如何提高自定义 OpenGL ES 2.0 深度纹理生成的性能?
我有一个开源 iOS 应用程序,它使用自定义 OpenGL ES 2.0 着色器来显示分子结构的 3D 表示。它通过使用在矩形上绘制的程序生成的球体和圆柱体冒名顶替者来实现这一点,而不是使用大量顶点构建的相同形状。这种方法的缺点是,这些冒充对象的每个片段的深度值需要在片段着色器中计算,以便在对象重叠时使用。
不幸的是,OpenGL ES 2.0 不允许您写入 gl_FragDepth ,所以我需要将这些值输出到自定义深度纹理。我使用帧缓冲区对象 (FBO) 对场景进行传递,仅渲染与深度值相对应的颜色,并将结果存储到纹理中。然后将该纹理加载到渲染过程的后半部分,其中生成实际的屏幕图像。如果该阶段的片段处于存储在屏幕上该点的深度纹理中的深度级别,则显示该片段。如果没有,就被扔掉。有关该过程的更多信息,包括图表,可以在我的帖子 此处。
这种深度纹理的生成是我的渲染过程中的一个瓶颈,我正在寻找一种方法来使其更快。它似乎比应有的速度慢,但我不明白为什么。为了正确生成此深度纹理,请禁用 GL_DEPTH_TEST
,使用 glBlendFunc(GL_ONE, GL_ONE)
启用 GL_BLEND
,并且 < code>glBlendEquation() 设置为 GL_MIN_EXT
。我知道以这种方式输出的场景在 iOS 设备中的 PowerVR 系列等基于图块的延迟渲染器上并不是最快的,但我想不出更好的方法来做到这一点。

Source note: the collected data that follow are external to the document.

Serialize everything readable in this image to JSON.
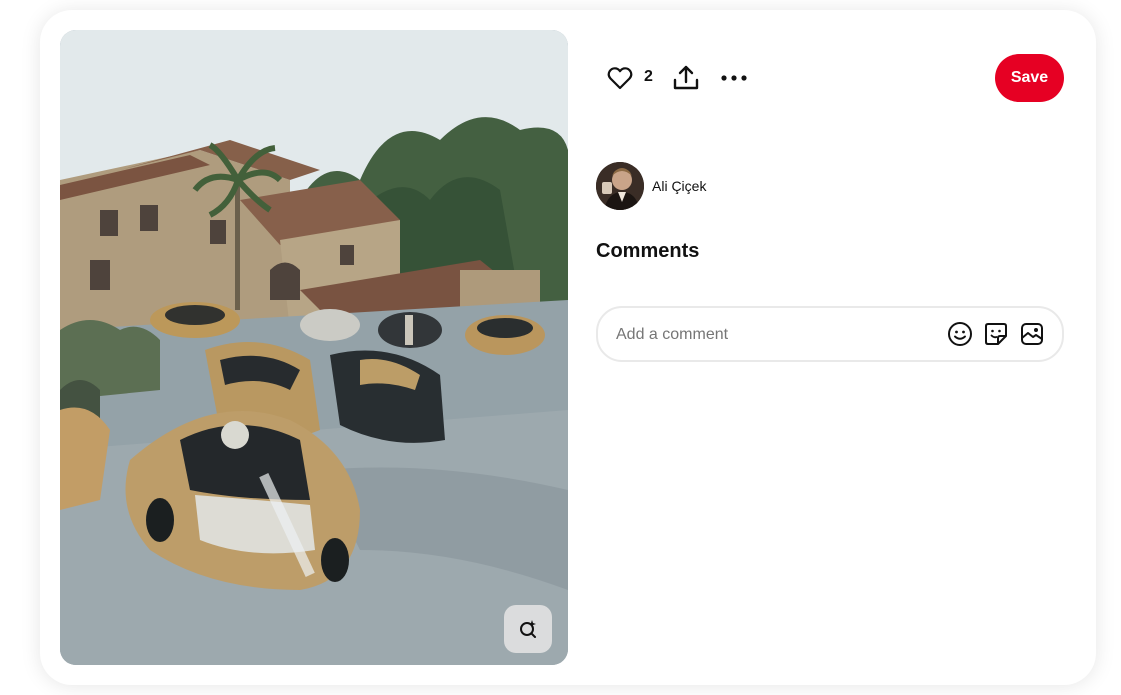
{
  "pin": {
    "image": {
      "icon": "visual-search-icon"
    },
    "actions": {
      "like_icon": "heart-icon",
      "like_count": "2",
      "share_icon": "share-icon",
      "more_icon": "ellipsis-icon",
      "save_label": "Save"
    },
    "author": {
      "name": "Ali Çiçek"
    },
    "comments": {
      "heading": "Comments",
      "input_placeholder": "Add a comment",
      "input_value": "",
      "emoji_icon": "emoji-icon",
      "sticker_icon": "sticker-icon",
      "image_icon": "image-icon"
    }
  },
  "colors": {
    "accent": "#e60023",
    "text": "#111111",
    "placeholder": "#767676",
    "border": "#e9e9e9"
  }
}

我的球体深度片段着色器(最常见的显示元素)看起来是这个瓶颈的核心(仪器中的渲染器利用率固定为 99%,表明我受到片段处理的限制)。目前看起来如下:
precision mediump float;
varying mediump vec2 impostorSpaceCoordinate;
varying mediump float normalizedDepth;
varying mediump float adjustedSphereRadius;
const vec3 stepValues = vec3(2.0, 1.0, 0.0);
const float scaleDownFactor = 1.0 / 255.0;
void main()
{
float distanceFromCenter = length(impostorSpaceCoordinate);
if (distanceFromCenter > 1.0)
{
gl_FragColor = vec4(1.0);
}
else
{
float calculatedDepth = sqrt(1.0 - distanceFromCenter * distanceFromCenter);
mediump float currentDepthValue = normalizedDepth - adjustedSphereRadius * calculatedDepth;
// Inlined color encoding for the depth values
float ceiledValue = ceil(currentDepthValue * 765.0);
vec3 intDepthValue = (vec3(ceiledValue) * scaleDownFactor) - stepValues;
gl_FragColor = vec4(intDepthValue, 1.0);
}
}
在 iPad 1 上,使用直通着色器进行显示需要 35 - 68 毫秒来渲染 DNA 空间填充模型的帧(iPhone 4 上为 18 到 35 毫秒)。根据 PowerVR PVRUniSCo 编译器(其 SDK 的一部分) ,该着色器最多使用 11 个 GPU 周期,最差使用 16 个周期。我知道建议您不要在着色器中使用分支,但在这种情况下,这会带来比其他情况更好的性能。
当我简化它时
precision mediump float;
varying mediump vec2 impostorSpaceCoordinate;
varying mediump float normalizedDepth;
varying mediump float adjustedSphereRadius;
void main()
{
gl_FragColor = vec4(adjustedSphereRadius * normalizedDepth * (impostorSpaceCoordinate + 1.0) / 2.0, normalizedDepth, 1.0);
}
,在 iPad 1 上需要 18 - 35 毫秒,但在 iPhone 4 上只需要 1.7 - 2.4 毫秒。该着色器的估计 GPU 周期数为 8 个周期。基于周期计数的渲染时间的变化似乎不是线性的。
最后,如果我只输出恒定的颜色:
precision mediump float;
void main()
{
gl_FragColor = vec4(0.5, 0.5, 0.5, 1.0);
}
iPad 1 上的渲染时间降至 1.1 - 2.3 毫秒(iPhone 4 上为 1.3 毫秒)。
渲染时间的非线性缩放以及 iPad 和 iPhone 4 之间第二个着色器的突然变化让我觉得我在这里遗漏了一些东西。包含这三个着色器变体的完整源项目(查看 SphereDepth.fsh 文件并注释掉相应部分)和测试模型可以从 此处,如果您想亲自尝试一下。
如果您已经读到这里,我的问题是:根据此分析信息,如何提高自定义深度着色器在 iOS 设备上的渲染性能?
I have an open source iOS application that uses custom OpenGL ES 2.0 shaders to display 3-D representations of molecular structures. It does this by using procedurally generated sphere and cylinder impostors drawn over rectangles, instead of these same shapes built using lots of vertices. The downside to this approach is that the depth values for each fragment of these impostor objects needs to be calculated in a fragment shader, to be used when objects overlap.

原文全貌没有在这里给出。